Andrea Pirlo bakal gantung sepatu pada akhir tahun ini. Pemain gelandang gaek New York City tersebut berikutnya diminta bisa menjadi asisten Antonio Conte di Chelsea.

Pirlo telah umumkan bakal gantung sepatu pada akhir tahun ini, ketika masa kontrak yang ia miliki di New York City selesai. Dengan umur yang telah sampai 38 tahun, bekas pemain tim nasional Italia tersebut akui fisiknya sudah mulai menurun.

Menyusul berita itu, bekas Asisten Manajer Chelsea Ray Wilkins mengatakan bakal hebat kalau Pirlo masuk dalam staf kepelatihan Conte. Dengan jadi asisten Conte di Chelsea, Pirlo dapat menuntut ilmu kepelatihan serta berikan nilai lebih untuk skuat.

“Saya telah bilanag kalau ini di awal musim sebab Steve Holland pergi, saya anggap jika Pirlo bakal menjadi sosok ideal. Ia dapat gunakan bahasa Inggris, ia amat kenal dengan Antonio Conte, dan bakal menjadi tambahan yang oke bagi staf kepelatihan Chelsea,” ucap Wilkins.

“Jika Anda dapat miliki ‘telinga’ seperti Pirlo di susunan pelatih, hal tersebut bakal menjadi bantuan oke bagi dirinya (Conte). Pengamatan ke tim tersebut amat krusial.”

“Saat Anda tampil dengan para elitis, yang mana hal tersebut berlangsung di Chelsea, maka Anda harus sedikit informasi kecil apa saja. Hal tersebut hanya sebuah beberapa detail kecil yang merubah sebuah tim yang menarik jadi tim juara. Saya merasa ia bakal menjadi tambahan yang oke,” kata dia.

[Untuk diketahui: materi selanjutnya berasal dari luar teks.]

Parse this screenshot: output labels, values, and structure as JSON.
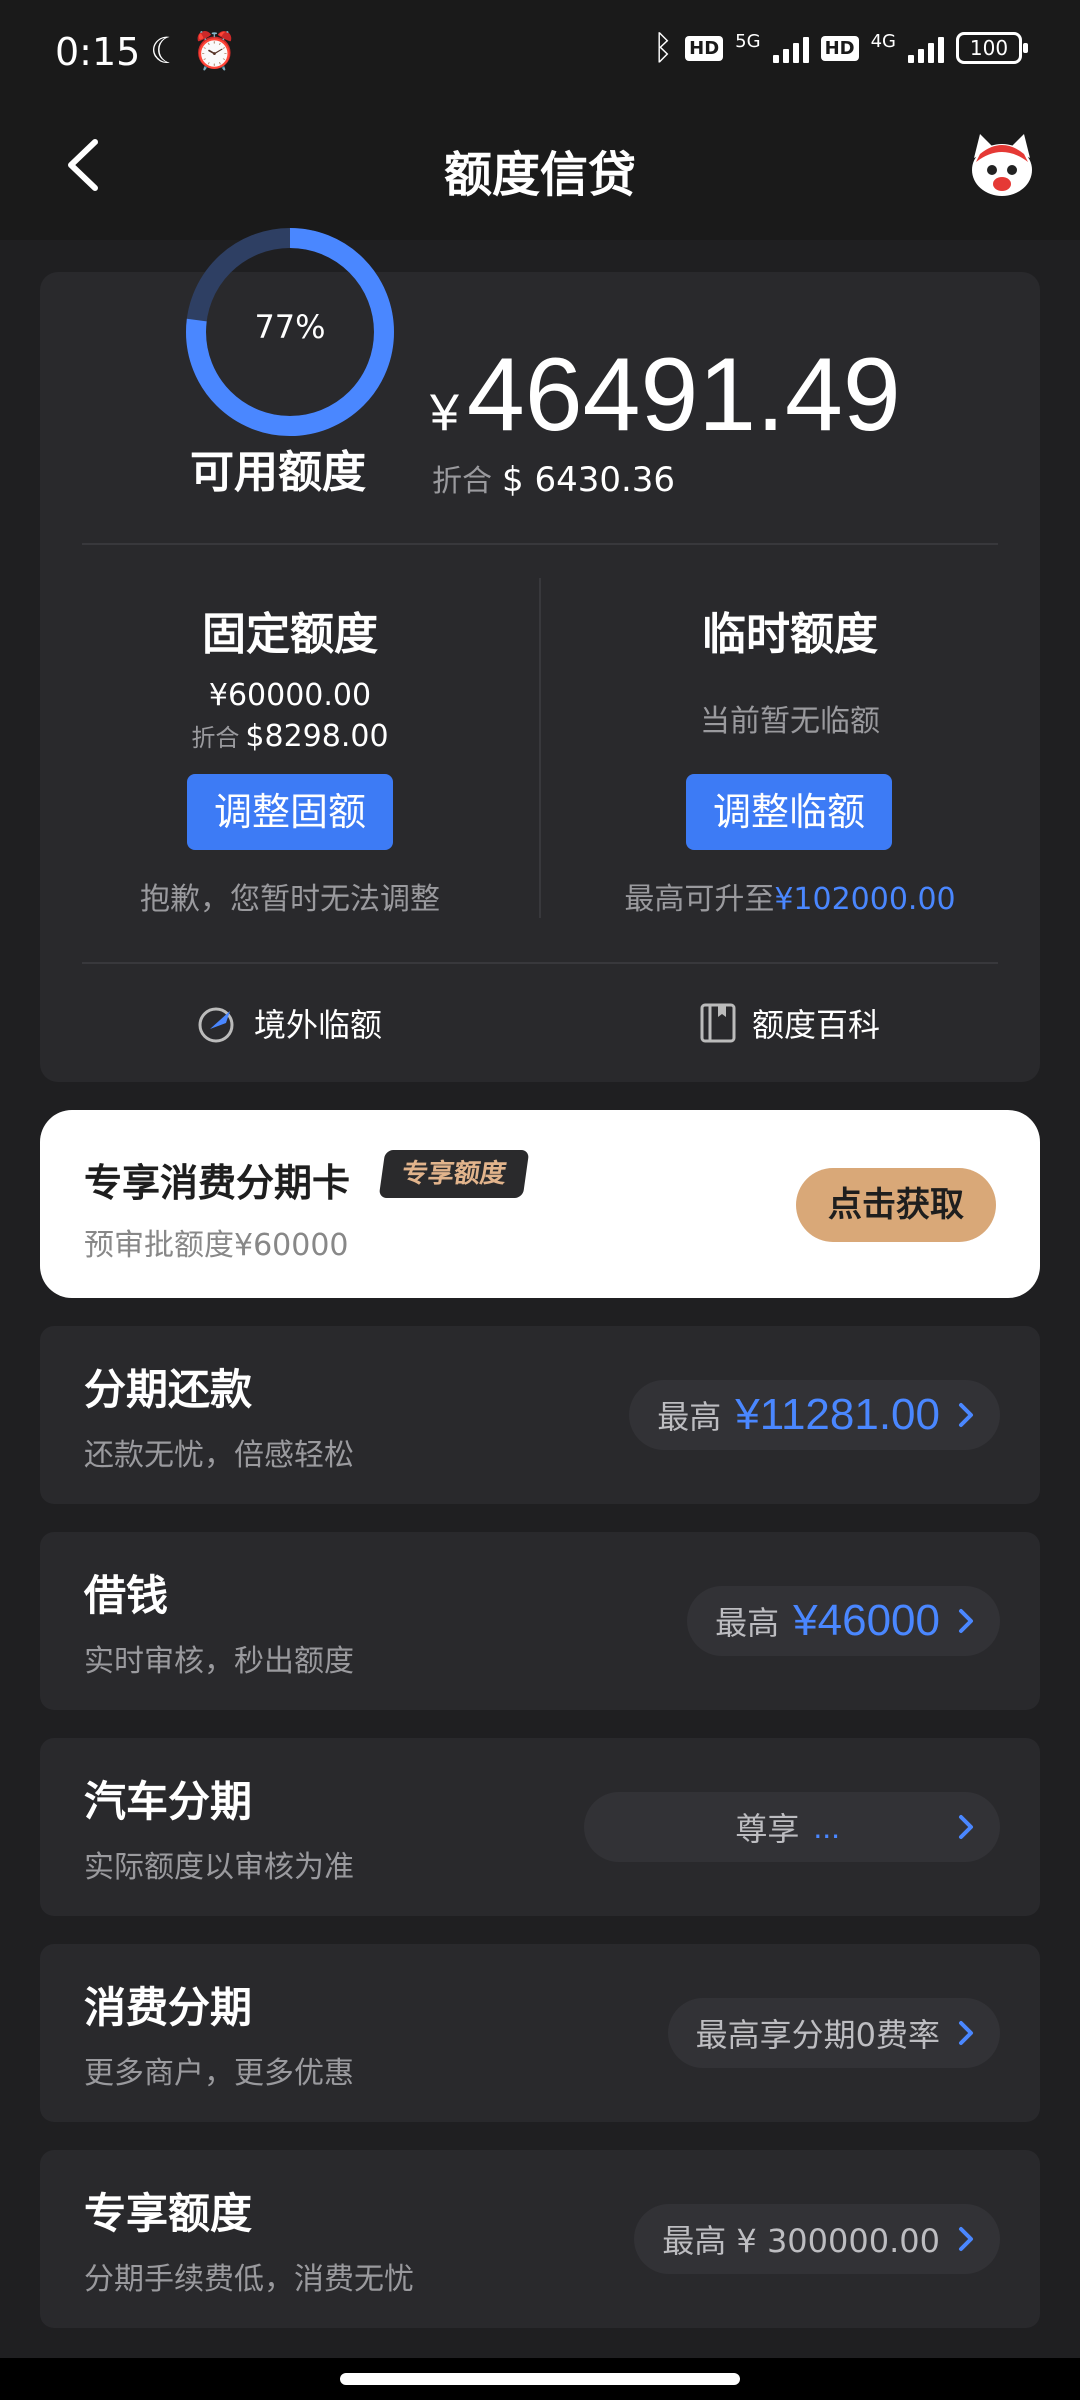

Pirlo dan Conte tentu telah mengenal antara 1 dengan yang lain dari masa bekerja sama di Juve dan tim nasional Italia. Tentang saran ikut ke staf Conte pun telah didengar oleh gelandang flamboyang tersebut. Namun untuk sekarang ini ia mengatakan perlu waktu untuk pikirkan beberapa pilihan yang ada.

“Karier saya, saya masih belum tahu. Saya bakal kembali ke Italia pada bulan Desember. Menjadi asisten Conte? Banyak orang yang sudah katakan hal tersebut. Saya miliki sejumlah ide saya sendiri namun saya masih perlukan waktu untuk memilih,” ucap Pirlo.